Falling Apart in One Piece...by Stacy Morrison
A few weeks ago, I was in the Dollar Store in the book section and picked up one called, Falling Apart in One Piece. Honestly, I purchased the book because her name is Stacy (spelled the same as mine) and because the subject matter intrigued me. She explores the challenges, guilt, and the difficulties of trying to keep it all together at the same time that things are falling completely apart. Her husband of ten years announces he wants a divorce, she has a brand new house that is falling apart, a new challenging career, oh and a new baby!
Although I have never been married or divorced, I could still relate to so many of her emotions, obsessions, questions and conclusions. When I picked up the book, I had no idea what changes I was about to face in the upcoming weeks. I won't go into detail, but several events took place in my life that have changed the course of my direction and my focus.
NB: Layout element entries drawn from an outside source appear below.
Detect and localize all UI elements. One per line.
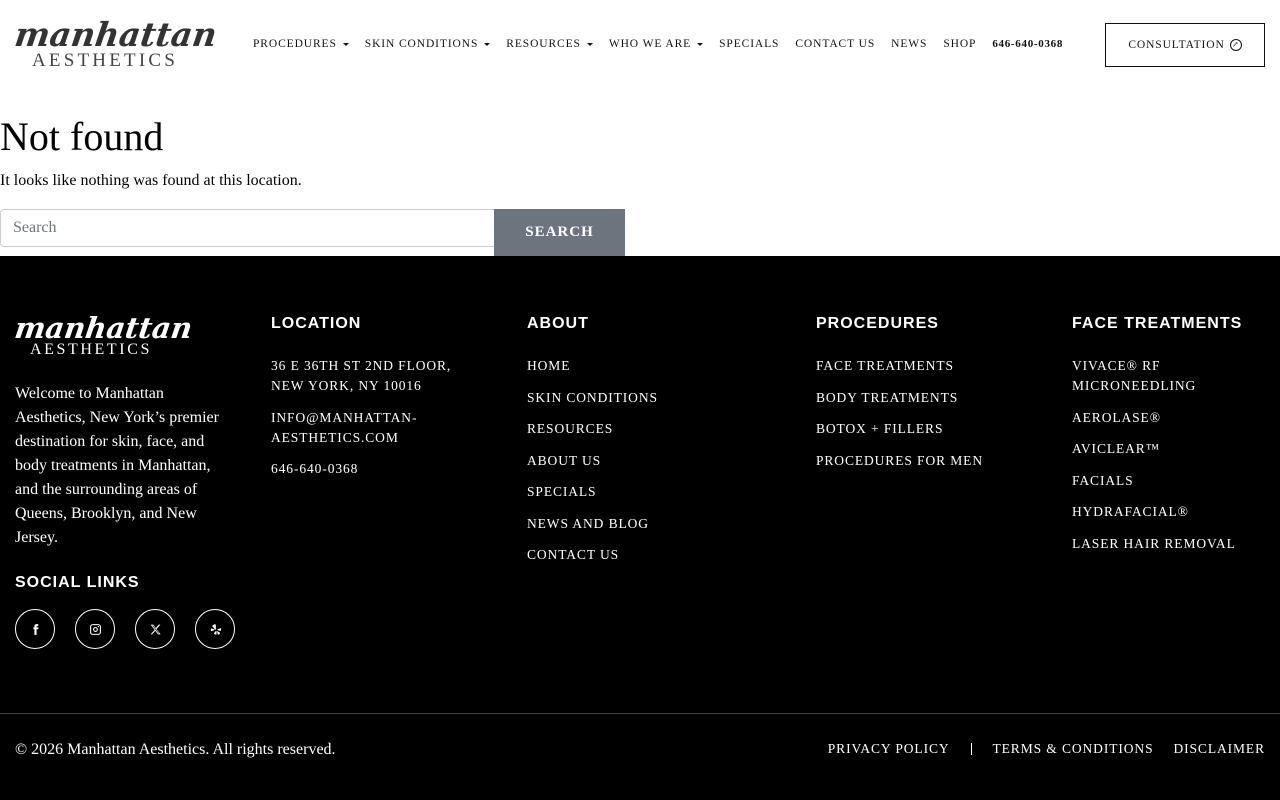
x-link[interactable]	[135, 609, 175, 649]
footer-col-title: ABOUT	[527, 315, 589, 332]
nav-item-resources[interactable]: RESOURCES	[506, 38, 593, 50]
arrow-circle-icon: ↗	[1229, 39, 1242, 51]
divider	[970, 743, 972, 755]
site-header: manhattan AESTHETICS PROCEDURES SKIN CON…	[0, 0, 1280, 88]
footer-link-news-and-blog[interactable]: NEWS AND BLOG	[527, 514, 777, 534]
search-input[interactable]	[0, 209, 496, 247]
procedures-list: FACE TREATMENTS BODY TREATMENTS BOTOX + …	[816, 356, 1056, 471]
caret-down-icon	[697, 42, 704, 46]
footer-link-skin-conditions[interactable]: SKIN CONDITIONS	[527, 388, 777, 408]
footer-link-laser-hair-removal[interactable]: LASER HAIR REMOVAL	[1072, 534, 1262, 554]
nav-label: SPECIALS	[719, 38, 780, 50]
page-title: Not found	[0, 114, 164, 159]
nav-item-who-we-are[interactable]: WHO WE ARE	[608, 38, 704, 50]
about-list: HOME SKIN CONDITIONS RESOURCES ABOUT US …	[527, 356, 777, 565]
nav-item-contact-us[interactable]: CONTACT US	[795, 38, 875, 50]
address-text: 36 E 36TH ST 2ND FLOOR, NEW YORK, NY 100…	[271, 358, 452, 393]
footer-col-title: LOCATION	[271, 315, 362, 332]
nav-item-news[interactable]: NEWS	[891, 38, 927, 50]
footer-link-aviclear[interactable]: AVICLEAR™	[1072, 439, 1262, 459]
caret-down-icon	[586, 42, 593, 46]
search-form: SEARCH	[0, 209, 625, 256]
footer-col-about: ABOUT HOME SKIN CONDITIONS RESOURCES ABO…	[527, 316, 777, 577]
nav-phone-link[interactable]: 646-640-0368	[992, 38, 1063, 50]
facebook-icon	[32, 623, 38, 635]
footer-col-title: FACE TREATMENTS	[1072, 315, 1243, 332]
footer-link-vivace[interactable]: VIVACE® RF MICRONEEDLING	[1072, 356, 1262, 396]
footer-logo[interactable]: manhattan AESTHETICS	[12, 311, 195, 360]
footer-col-location: LOCATION 36 E 36TH ST 2ND FLOOR, NEW YOR…	[271, 316, 471, 491]
not-found-message: It looks like nothing was found at this …	[0, 172, 302, 189]
footer-link-facials[interactable]: FACIALS	[1072, 471, 1262, 491]
footer-link-aerolase[interactable]: AEROLASE®	[1072, 408, 1262, 428]
nav-label: SKIN CONDITIONS	[364, 38, 479, 50]
email-link[interactable]: INFO@MANHATTAN-AESTHETICS.COM	[271, 408, 471, 448]
consultation-button[interactable]: CONSULTATION ↗	[1105, 23, 1265, 67]
footer-col-procedures: PROCEDURES FACE TREATMENTS BODY TREATMEN…	[816, 316, 1056, 482]
site-logo[interactable]: manhattan AESTHETICS	[12, 15, 220, 72]
nav-item-specials[interactable]: SPECIALS	[719, 38, 779, 50]
instagram-link[interactable]	[75, 609, 115, 649]
logo-script-text: manhattan	[12, 311, 195, 345]
footer-link-face-treatments[interactable]: FACE TREATMENTS	[816, 356, 1056, 376]
nav-label: PROCEDURES	[253, 38, 337, 50]
caret-down-icon	[484, 42, 491, 46]
instagram-icon	[89, 623, 101, 635]
search-button[interactable]: SEARCH	[494, 209, 625, 256]
social-links-title: SOCIAL LINKS	[15, 574, 140, 591]
nav-item-procedures[interactable]: PROCEDURES	[253, 38, 349, 50]
footer-link-botox-fillers[interactable]: BOTOX + FILLERS	[816, 419, 1056, 439]
footer-link-about-us[interactable]: ABOUT US	[527, 451, 777, 471]
footer-divider	[0, 713, 1280, 714]
footer-link-resources[interactable]: RESOURCES	[527, 419, 777, 439]
social-links	[15, 609, 255, 649]
consultation-label: CONSULTATION	[1128, 39, 1225, 51]
logo-sub-text: AESTHETICS	[32, 50, 178, 71]
nav-label: NEWS	[891, 38, 928, 50]
legal-links: PRIVACY POLICY TERMS & CONDITIONS DISCLA…	[828, 741, 1265, 757]
site-footer: manhattan AESTHETICS Welcome to Manhatta…	[0, 256, 1280, 800]
nav-item-skin-conditions[interactable]: SKIN CONDITIONS	[365, 38, 491, 50]
privacy-policy-link[interactable]: PRIVACY POLICY	[828, 741, 950, 757]
yelp-link[interactable]	[195, 609, 235, 649]
nav-label: WHO WE ARE	[608, 38, 692, 50]
nav-item-shop[interactable]: SHOP	[943, 38, 976, 50]
disclaimer-link[interactable]: DISCLAIMER	[1173, 741, 1265, 757]
logo-script-text: manhattan	[12, 15, 220, 54]
footer-link-hydrafacial[interactable]: HYDRAFACIAL®	[1072, 502, 1262, 522]
nav-label: SHOP	[943, 38, 977, 50]
face-treatments-list: VIVACE® RF MICRONEEDLING AEROLASE® AVICL…	[1072, 356, 1262, 554]
footer-col-face-treatments: FACE TREATMENTS VIVACE® RF MICRONEEDLING…	[1072, 316, 1262, 565]
terms-link[interactable]: TERMS & CONDITIONS	[993, 741, 1154, 757]
nav-label: RESOURCES	[506, 38, 581, 50]
caret-down-icon	[342, 42, 349, 46]
phone-link[interactable]: 646-640-0368	[271, 459, 471, 479]
copyright-text: © 2026 Manhattan Aesthetics. All rights …	[15, 741, 336, 758]
x-icon	[150, 624, 161, 634]
yelp-icon	[210, 623, 221, 635]
main-nav: PROCEDURES SKIN CONDITIONS RESOURCES WHO…	[253, 36, 1079, 52]
footer-link-contact-us[interactable]: CONTACT US	[527, 545, 777, 565]
footer-about-text: Welcome to Manhattan Aesthetics, New Yor…	[15, 385, 219, 546]
location-list: 36 E 36TH ST 2ND FLOOR, NEW YORK, NY 100…	[271, 356, 471, 479]
facebook-link[interactable]	[15, 609, 55, 649]
footer-link-procedures-for-men[interactable]: PROCEDURES FOR MEN	[816, 451, 1056, 471]
footer-col-title: PROCEDURES	[816, 315, 939, 332]
nav-label: CONTACT US	[795, 38, 876, 50]
footer-link-body-treatments[interactable]: BODY TREATMENTS	[816, 388, 1056, 408]
footer-link-specials[interactable]: SPECIALS	[527, 482, 777, 502]
footer-link-home[interactable]: HOME	[527, 356, 777, 376]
I've had to accept that we have to let go of things that are no longer meant for us, and we have to keep moving in the direction of our dreams and our purpose. There are going to be days that are going to be a challenge to get through. You're going to feel guilt, emptiness, sadness, anger and disappointment, but those are all a part of life. After the bad has to come some good, and after some good has to come some bad. It's the way the universe works. What I remember most about the book is that grief is not a mountain to be climbed. You can't feel that you're going to be able to completely walk away from grief, looking at it as a challenge to be conquered, like you would climbing a mountain and making it to the top. You're not going to get to the top of that mountain feeling accomplished and free, and you don't come back down that mountain with all problems solved and all grief and pain dissolved. Instead, grief is more like a river. Some days it's calm and you simply go with the flow of the water. However, at any moment, a little wind can blow or a storm can be looming that changes that calm. All of a sudden, that same river that was just calm and peaceful becomes a threat to your safety and security, threatening to drown you. So much of life is like this, whether it's grief, sadness, contentment, or whatever. We can control many aspects of our lives based on the choices that we make, both good and bad, but it's the aspects we can't control that always leave that uncertainty and that threat to our security. However, it's all a part of that river. You can either try to fight like hell against it, constantly worrying about what could be looming, or just live each day the best that you can, taking time to be thankful for all of your blessings, whether big or small. Sometimes, just a beautiful day with Carolina Blue skies is enough!